Although it can take a long time for diabetes to affect your hearing, and it can be so gradual you may not notice at first, the eventual effect can be disabling and your hearing once gone can never be recovered.
Controlling blood sugar levels with medication and a restricted diet can go a long way to help prevent degeneration of hearing. A lack of treatment could put a sufferer at a high risk of hearing loss.
Adults with pre-diabetes, where the blood glucose level is higher than normal but not high enough to warrant treatment, are at a 30% higher risk of hearing loss. This is why it is important for diabetes sufferers, and those with pre-diabetes, to have their hearing tested on a regular basis as well as their vision.
Studies conducted in Detroit, USA have shown that women aged between 60 and 75 had impaired hearing if their diabetes was not treated. During the studies, which used the official guidelines from the American Diabetes Association, patients that poorly controlled their diabetes showed risk of a greater degree of hearing loss compared to those with well controlled diabetes. The women of the same age who had controlled their diabetes had similar hearing levels to women who did not suffer from diabetes.
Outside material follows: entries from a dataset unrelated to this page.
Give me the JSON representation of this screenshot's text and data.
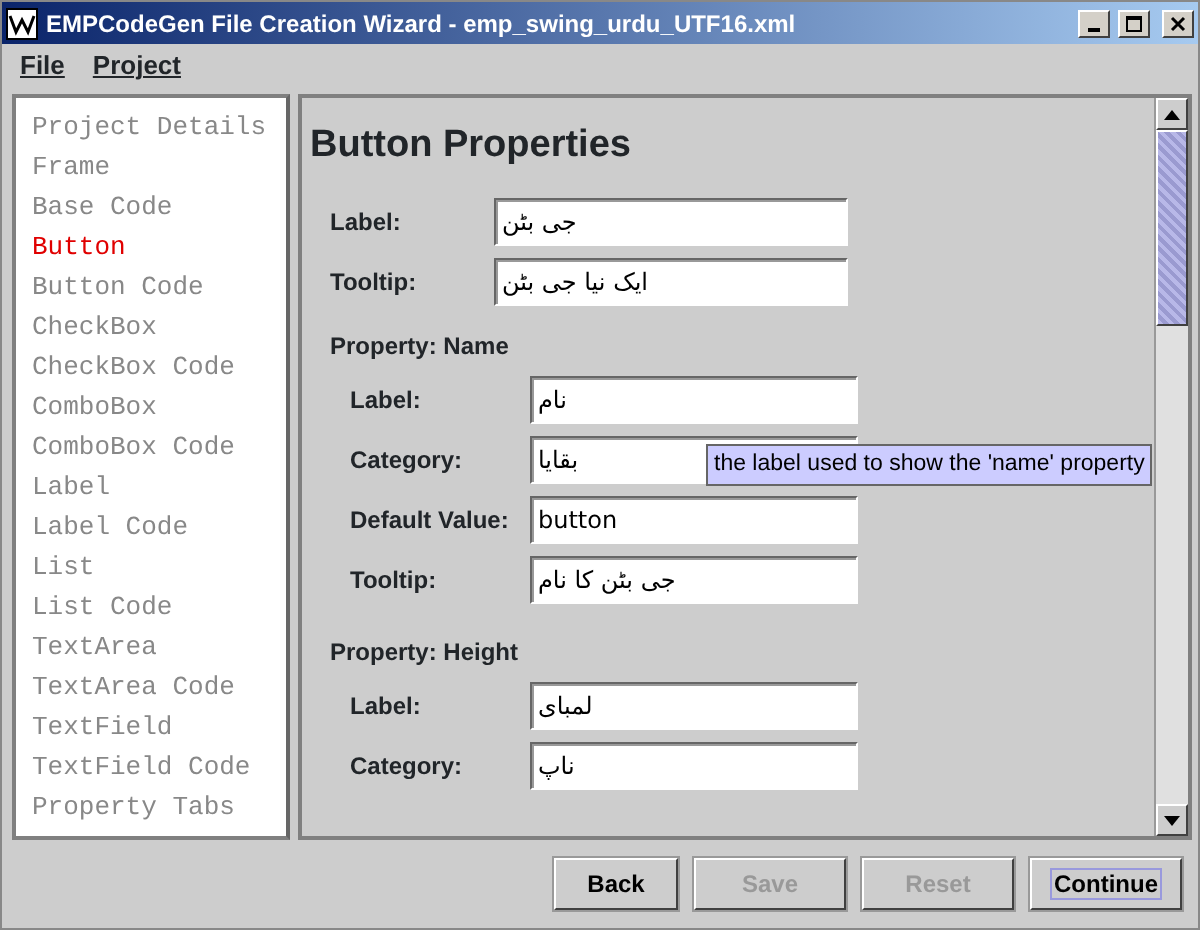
{
  "window": {
    "title": "EMPCodeGen File Creation Wizard - emp_swing_urdu_UTF16.xml"
  },
  "menu": [
    "File",
    "Project"
  ],
  "steps": [
    {
      "label": "Project Details",
      "selected": false
    },
    {
      "label": "Frame",
      "selected": false
    },
    {
      "label": "Base Code",
      "selected": false
    },
    {
      "label": "Button",
      "selected": true
    },
    {
      "label": "Button Code",
      "selected": false
    },
    {
      "label": "CheckBox",
      "selected": false
    },
    {
      "label": "CheckBox Code",
      "selected": false
    },
    {
      "label": "ComboBox",
      "selected": false
    },
    {
      "label": "ComboBox Code",
      "selected": false
    },
    {
      "label": "Label",
      "selected": false
    },
    {
      "label": "Label Code",
      "selected": false
    },
    {
      "label": "List",
      "selected": false
    },
    {
      "label": "List Code",
      "selected": false
    },
    {
      "label": "TextArea",
      "selected": false
    },
    {
      "label": "TextArea Code",
      "selected": false
    },
    {
      "label": "TextField",
      "selected": false
    },
    {
      "label": "TextField Code",
      "selected": false
    },
    {
      "label": "Property Tabs",
      "selected": false
    }
  ],
  "heading": "Button Properties",
  "fields": [
    {
      "label": "Label:",
      "value": "جی بٹن"
    },
    {
      "label": "Tooltip:",
      "value": "ایک نیا جی بٹن"
    }
  ],
  "sections": [
    {
      "title": "Property: Name",
      "fields": [
        {
          "label": "Label:",
          "value": "نام"
        },
        {
          "label": "Category:",
          "value": "بقایا"
        },
        {
          "label": "Default Value:",
          "value": "button"
        },
        {
          "label": "Tooltip:",
          "value": "جی بٹن کا نام"
        }
      ]
    },
    {
      "title": "Property: Height",
      "fields": [
        {
          "label": "Label:",
          "value": "لمبای"
        },
        {
          "label": "Category:",
          "value": "ناپ"
        }
      ]
    }
  ],
  "tooltip": "the label used to show the 'name' property",
  "buttons": [
    {
      "label": "Back",
      "disabled": false,
      "focused": false
    },
    {
      "label": "Save",
      "disabled": true,
      "focused": false
    },
    {
      "label": "Reset",
      "disabled": true,
      "focused": false
    },
    {
      "label": "Continue",
      "disabled": false,
      "focused": true
    }
  ]
}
Despite various studies having reached the same conclusion, medical professionals still have not discovered the precise reasons behind the results. But one theory that seems to carry most weight is that high blood sugar levels cause a micro-vascular problem within the cochlea of the inner ear, which has an important role within the auditory system.
Research is still continuing to establish exactly why diabetes can affect hearing loss to such a great extent and no doubt more results will be published in the coming years.
In the meantime, keep up those all-important hearing tests as well as those regular eye tests.